By Luis Bueno – RIVERSIDE, CA (Nov 8, 2017) US Soccer Players - The windy and tumultuous path known as World Cup qualifying yielded positive results for Mexico as El Tricolor will play in its seventh consecutive World Cup next summer in Russia. Now that the dust has settled on qualifying, El Tri will start the next phase of its journey as preparations for Russia begin in earnest.
Just how that road looks and where it will take Mexico could be revealed somewhat over the next week. While friendly matches against Belgium on Friday and Poland on Monday will not advance Mexico beyond the World Cup’s Round of 16, the games and the way Mexico approaches them could show if El Tri is ready to take the next step. That's the difference between becoming a world power or showing up for four games and then head back home next summer.
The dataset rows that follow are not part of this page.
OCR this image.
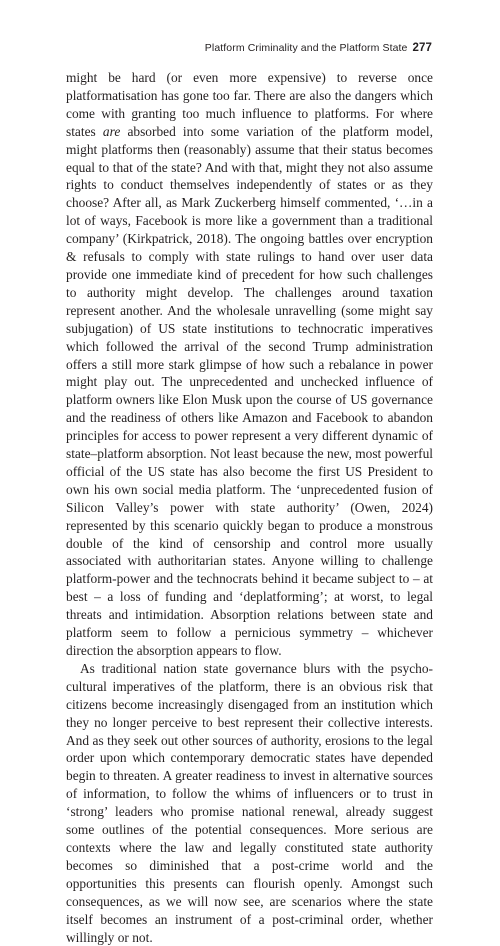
Platform Criminality and the Platform State 277

might be hard (or even more expensive) to reverse once platformatisation has gone too far. There are also the dangers which come with granting too much influence to platforms. For where states are absorbed into some variation of the platform model, might platforms then (reasonably) assume that their status becomes equal to that of the state? And with that, might they not also assume rights to conduct themselves independently of states or as they choose? After all, as Mark Zuckerberg himself commented, ‘…in a lot of ways, Facebook is more like a government than a traditional company’ (Kirkpatrick, 2018). The ongoing battles over encryption & refusals to comply with state rulings to hand over user data provide one immediate kind of precedent for how such challenges to authority might develop. The challenges around taxation represent another. And the wholesale unravelling (some might say subjugation) of US state institutions to technocratic imperatives which followed the arrival of the second Trump administration offers a still more stark glimpse of how such a rebalance in power might play out. The unprecedented and unchecked influence of platform owners like Elon Musk upon the course of US governance and the readiness of others like Amazon and Facebook to abandon principles for access to power represent a very different dynamic of state–platform absorption. Not least because the new, most powerful official of the US state has also become the first US President to own his own social media platform. The ‘unprecedented fusion of Silicon Valley’s power with state authority’ (Owen, 2024) represented by this scenario quickly began to produce a monstrous double of the kind of censorship and control more usually associated with authoritarian states. Anyone willing to challenge platform-power and the technocrats behind it became subject to – at best – a loss of funding and ‘deplatforming’; at worst, to legal threats and intimidation. Absorption relations between state and platform seem to follow a pernicious symmetry – whichever direction the absorption appears to flow.

As traditional nation state governance blurs with the psycho-cultural imperatives of the platform, there is an obvious risk that citizens become increasingly disengaged from an institution which they no longer perceive to best represent their collective interests. And as they seek out other sources of authority, erosions to the legal order upon which contemporary democratic states have depended begin to threaten. A greater readiness to invest in alternative sources of information, to follow the whims of influencers or to trust in ‘strong’ leaders who promise national renewal, already suggest some outlines of the potential consequences. More serious are contexts where the law and legally constituted state authority becomes so diminished that a post-crime world and the opportunities this presents can flourish openly. Amongst such consequences, as we will now see, are scenarios where the state itself becomes an instrument of a post-criminal order, whether willingly or not.
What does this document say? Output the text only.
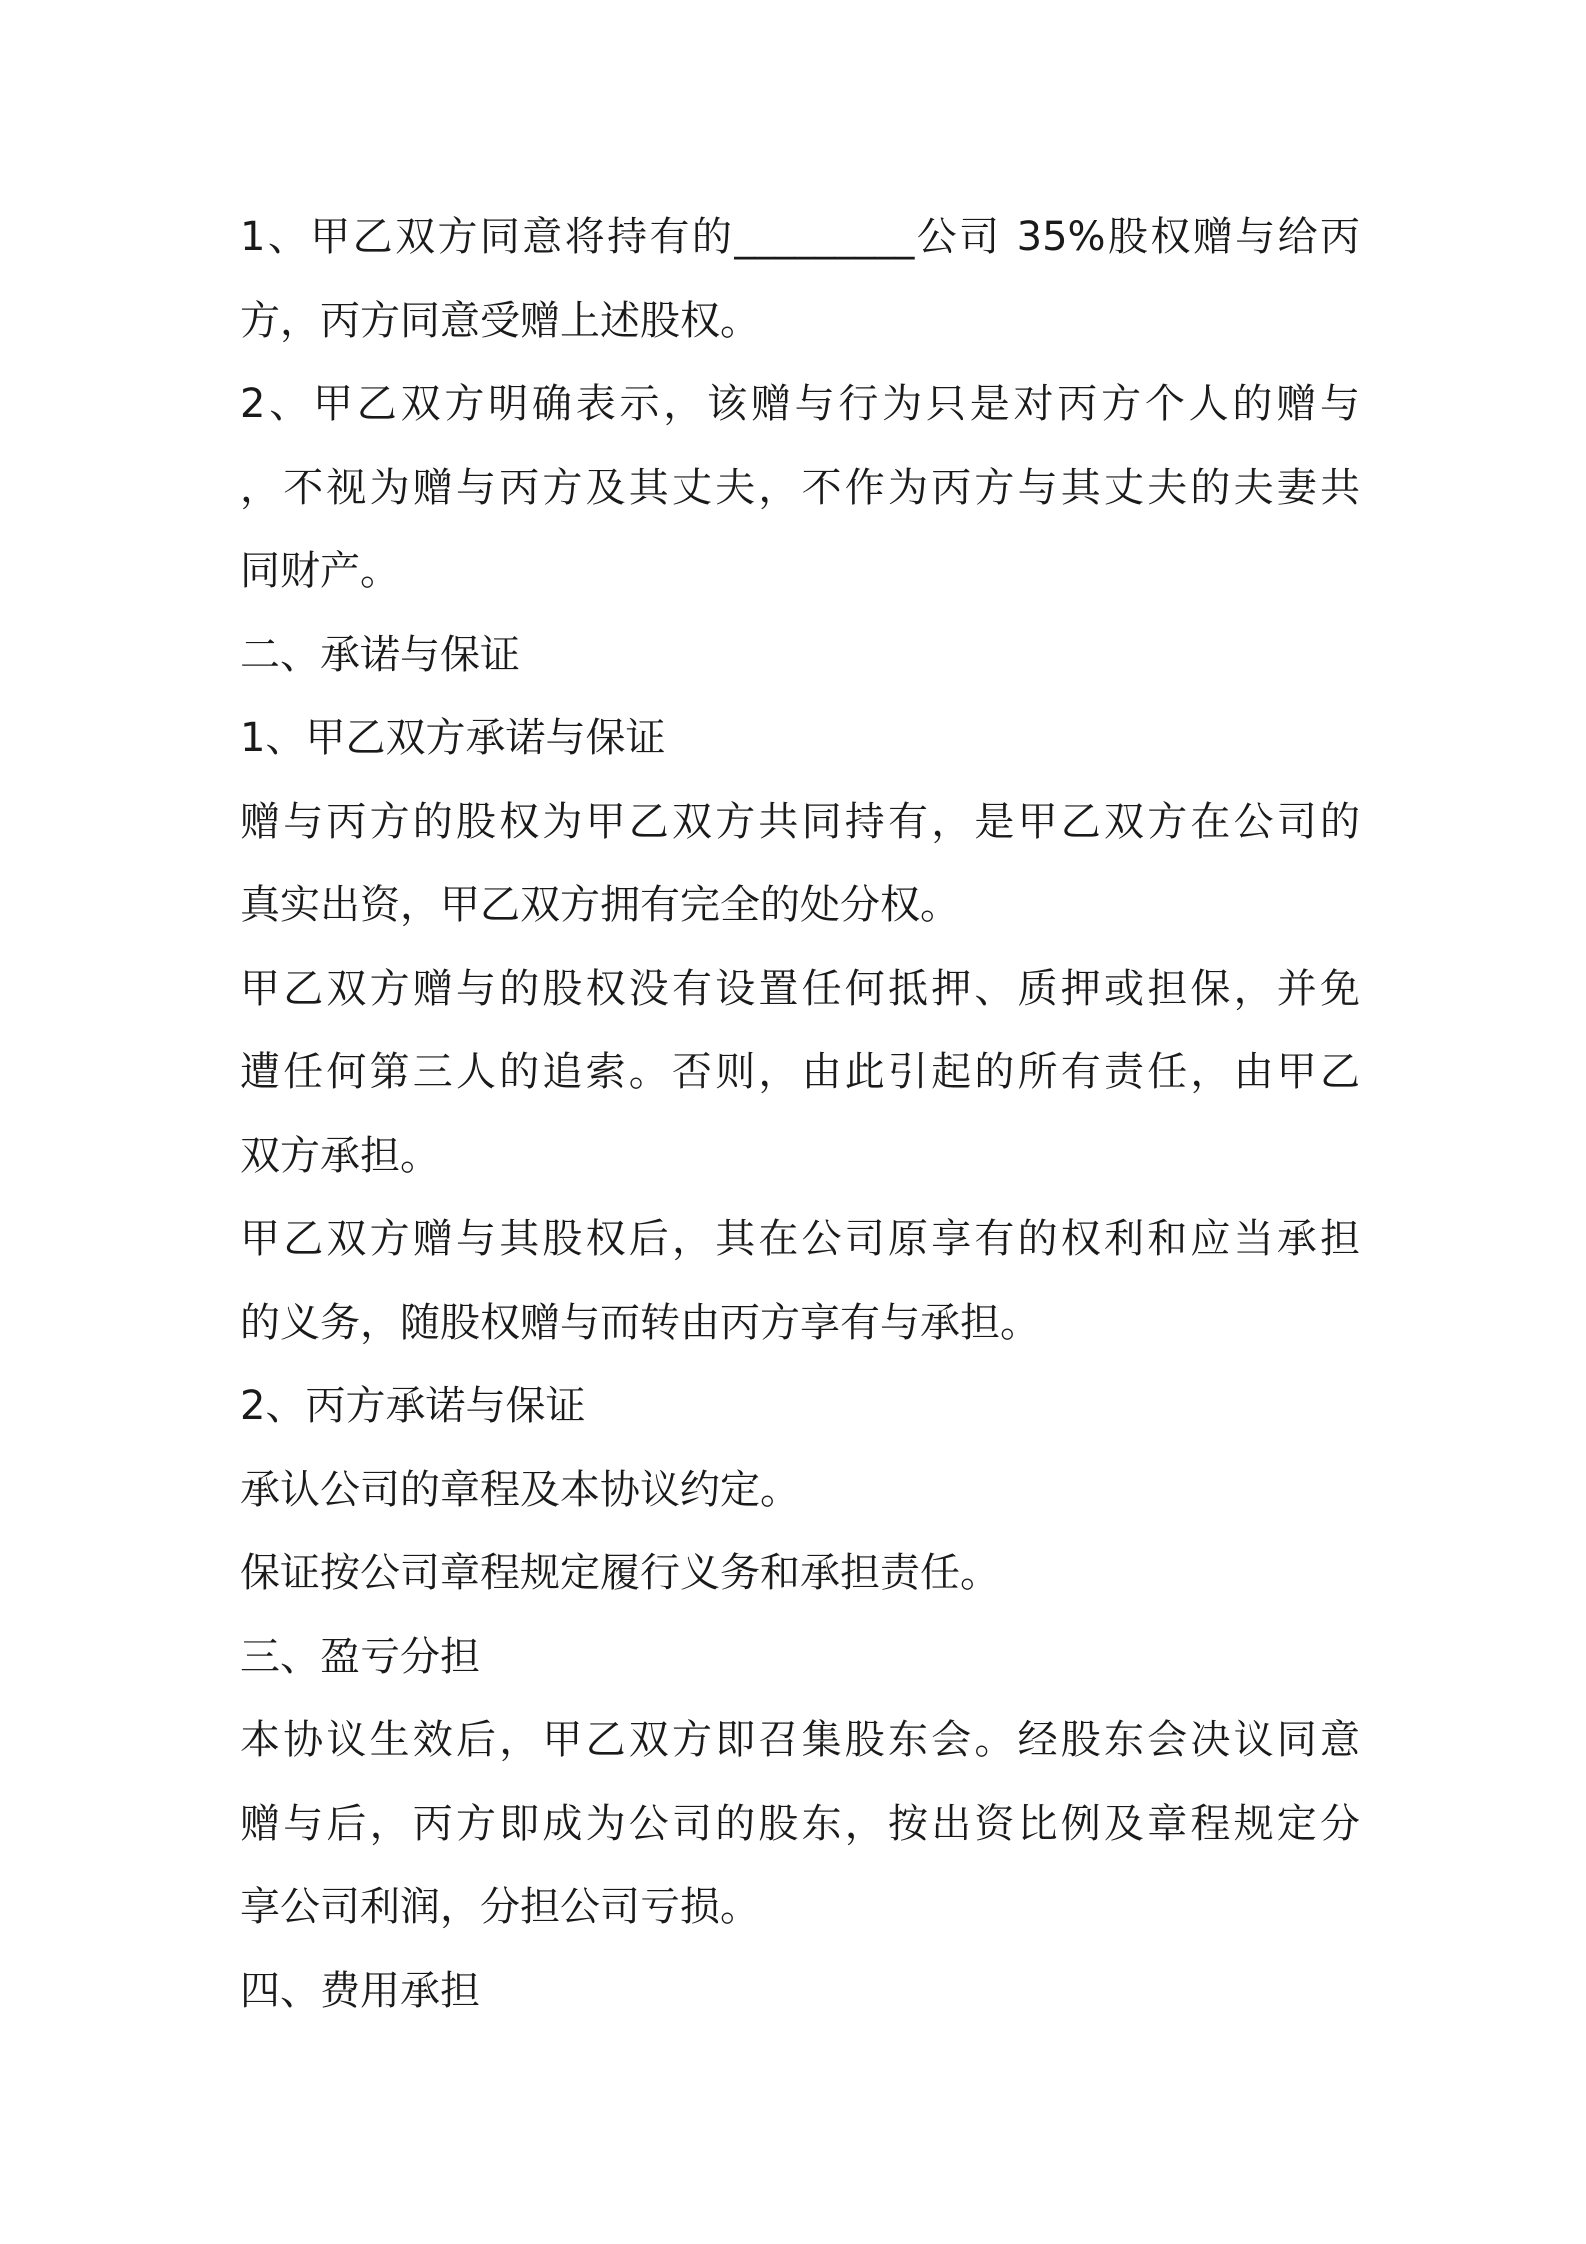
1、甲乙双方同意将持有的_________公司 35%股权赠与给丙
方，丙方同意受赠上述股权。
2、甲乙双方明确表示，该赠与行为只是对丙方个人的赠与
，不视为赠与丙方及其丈夫，不作为丙方与其丈夫的夫妻共
同财产。
二、承诺与保证
1、甲乙双方承诺与保证
赠与丙方的股权为甲乙双方共同持有，是甲乙双方在公司的
真实出资，甲乙双方拥有完全的处分权。
甲乙双方赠与的股权没有设置任何抵押、质押或担保，并免
遭任何第三人的追索。否则，由此引起的所有责任，由甲乙
双方承担。
甲乙双方赠与其股权后，其在公司原享有的权利和应当承担
的义务，随股权赠与而转由丙方享有与承担。
2、丙方承诺与保证
承认公司的章程及本协议约定。
保证按公司章程规定履行义务和承担责任。
三、盈亏分担
本协议生效后，甲乙双方即召集股东会。经股东会决议同意
赠与后，丙方即成为公司的股东，按出资比例及章程规定分
享公司利润，分担公司亏损。
四、费用承担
This is a time about building up confidence within the squad, particularly with games in Europe, and it will be that confidence that will ultimately carry Mexico. However, there are some troubling signs already that could prove to be challenges for the team. These are now obstacles El Tri must overcome unless the team wants to start World Cup preparations taking a step back.
Already Mexico is battling against some preconceived soccer norms. Mexico coach Juan Carlos Osorio has been criticized heavily for his squad rotations. Osorio typically changes the lineup for every match and does not have a set starting 11. Every player on any given matchday roster seemingly has the opportunity to start.
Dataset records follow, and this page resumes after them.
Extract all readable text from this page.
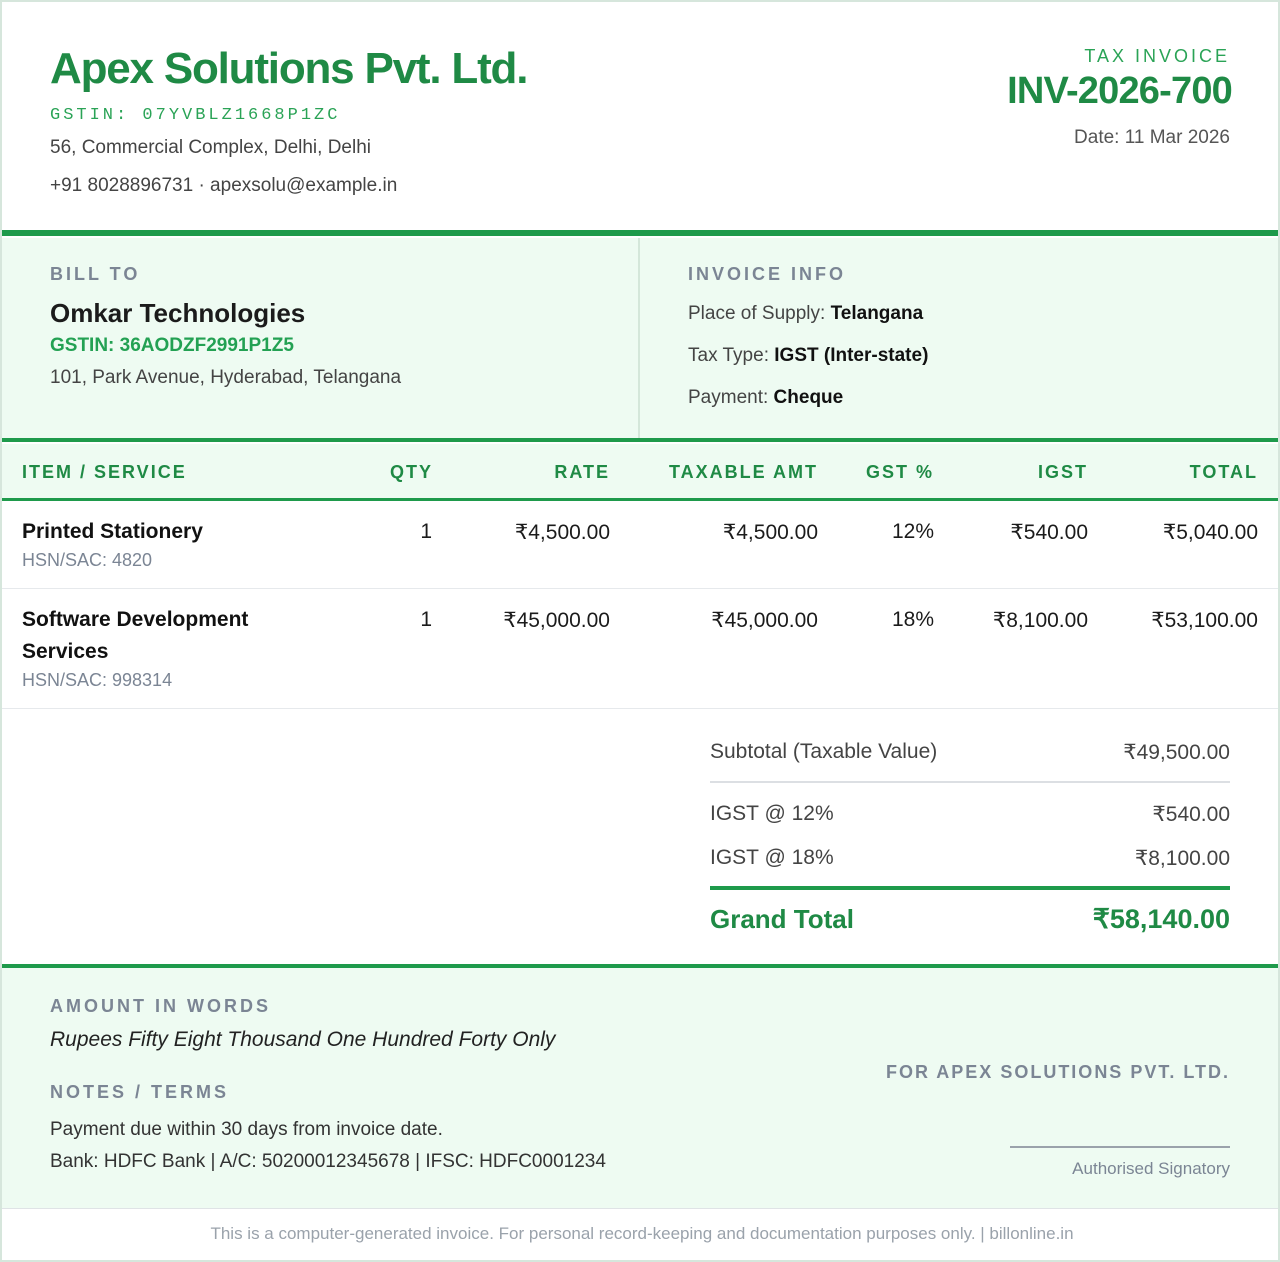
Apex Solutions Pvt. Ltd.
GSTIN: 07YVBLZ1668P1ZC
56, Commercial Complex, Delhi, Delhi
+91 8028896731 · apexsolu@example.in
TAX INVOICE
INV-2026-700
Date: 11 Mar 2026
BILL TO
Omkar Technologies
GSTIN: 36AODZF2991P1Z5
101, Park Avenue, Hyderabad, Telangana
INVOICE INFO
Place of Supply: Telangana
Tax Type: IGST (Inter-state)
Payment: Cheque
ITEM / SERVICE	QTY	RATE	TAXABLE AMT	GST %	IGST	TOTAL
Printed Stationery
HSN/SAC: 4820
1	₹4,500.00	₹4,500.00	12%	₹540.00	₹5,040.00
Software Development Services
HSN/SAC: 998314
1	₹45,000.00	₹45,000.00	18%	₹8,100.00	₹53,100.00
Subtotal (Taxable Value)	₹49,500.00
IGST @ 12%	₹540.00
IGST @ 18%	₹8,100.00
Grand Total	₹58,140.00
AMOUNT IN WORDS
Rupees Fifty Eight Thousand One Hundred Forty Only
NOTES / TERMS
Payment due within 30 days from invoice date.
Bank: HDFC Bank | A/C: 50200012345678 | IFSC: HDFC0001234
FOR APEX SOLUTIONS PVT. LTD.
Authorised Signatory
This is a computer-generated invoice. For personal record-keeping and documentation purposes only. | billonline.in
While it seems difficult to build cohesion and get into a rhythm with each other, the strategy has yielded results. Mexico won two games and tied another in the group stage of the Confederations Cup over the summer, enough to advance. Copa America 2016 had the same pattern and it also yielded the same - two wins and a draw.
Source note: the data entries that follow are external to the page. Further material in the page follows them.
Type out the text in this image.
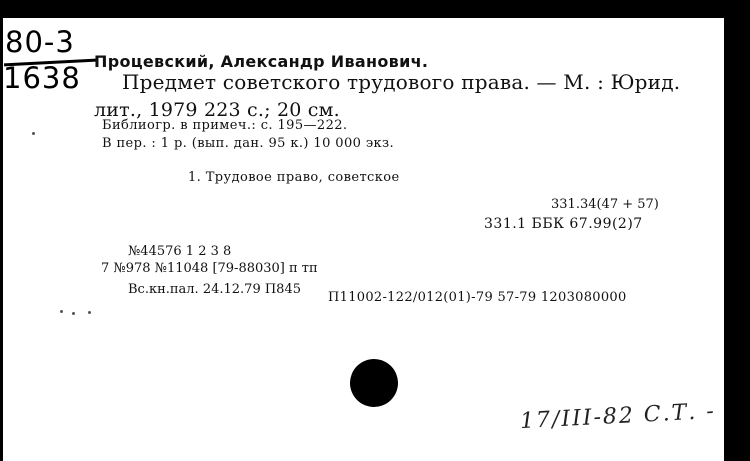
80-3
1638 Процевский, Александр Иванович.
Предмет советского трудового права. — М. : Юрид.
лит., 1979 223 с.; 20 см.
Библиогр. в примеч.: с. 195—222.
В пер. : 1 р. (вып. дан. 95 к.) 10 000 экз.
1. Трудовое право, советское
331.34(47 + 57)
331.1 ББК 67.99(2)7
№44576 1 2 3 8
7 №978 №11048 [79-88030] п тп
Вс.кн.пал. 24.12.79 П845
П11002-122/012(01)-79 57-79 1203080000
17/III-82 С.Т. -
The largest problem though was how Mexico did in the subsequent matches. Mexico lost to Chile by an embarrassing 7-0 in the Copa America quarterfinals and bowed out with a 4-1 loss to Germany in the Confederations Cup. A successful group stage and a Round of 16 loss will not be acceptable for Mexico next summer.
Establishing a rhythm and getting experience against some fellow World Cup participants will be important. More important is setting an overall theme to start laying a foundation for next summer.
The squad itself is mostly strong and features many of the same players who could be representing El Tri next summer in Russia. In fact, Osorio could pare down this 25-man squad by two and submit this roster to FIFA and few would complain.
Included are players such as World Cup veterans Javier “Chicharito” Hernandez, Andres Guardado, Hector Moreno, and Guillermo Ochoa as well as promising youngsters in Hirving Lozano, Jesus “Tecatito” Corona, and Edson Alvarez, all trying to land their first World Cup spot.
The roster itself is strong and competition is welcomed and expected. What's not certain what the players will be competing for. Spots, sure, but beyond that is unknown. Even if players have tremendous showings - great goals, stellar defensive play, incredible passes - what is the payoff beyond a spot on the roster? Is there even a competition for starting spots if there has been no pattern of having a starting lineup?
Now, Osorio would be wise to see as many of his players as possible over these two matches. Playing well for club is one thing. Seeing them against a loaded Belgium team is an opportunity that does not come often. Settling on a starting lineup is something the players should have as a goal. Competition for 23 spots is one thing but to compete for one or two spots (forwards fighting for a starting spot, left backs fighting to start at left back) is much different. Players must distinguish themselves even greater if they want to to win one spot, and that level of competition is something that El Tri does not have.
Also a bit of a concern is the inclusion of two young players. Omar Govea, 21, who plays for Belgian side Royal Excel Mouscron and Uriel Antuna, 20, who plays for Groningen in the Dutch Eredivisie. The two are the only uncapped players on the roster and just one of six who have fewer than 10 games played for the senior side.
Perhaps it would have been more prudent to take players like Monterrey’s Jesus Molina, Tigres’ Jesus Duenas and Jorge Torres Nilo, or Chivas’ Orbelin Pineda or Oswaldo Alanis.
If Govea and Antuna have a legitimate shot of making the roster, perhaps including them would be a strong move. Instead, Osorio said in a press conference that he took advantage of the players’ proximity to bring them into the fold for the first time.
One of the bright spots for the roster is the continued inclusion of MLS players. LA Galaxy tandem Gio and Jonathan Dos Santos and soon-to-be LAFC star Carlos Vela are among the players battling for spots and should all figure in the plans next summer. MLS has been home to only one previous Mexican international at the time of the World Cup - Claudio Suarez who played with Chivas USA in 2006. The LA-based trio figures to quadruple that statistic, showing that MLS is a strong destination for El Tri.
Overall, the roster is promising but the way Osorio handles it over the next few days will go a long way. A strong start is important and would help Mexico go a long way toward reaching its goal of making the World Cup quarterfinals. Otherwise, this long road to Russia will be little more than the latest chapter in that familiar story.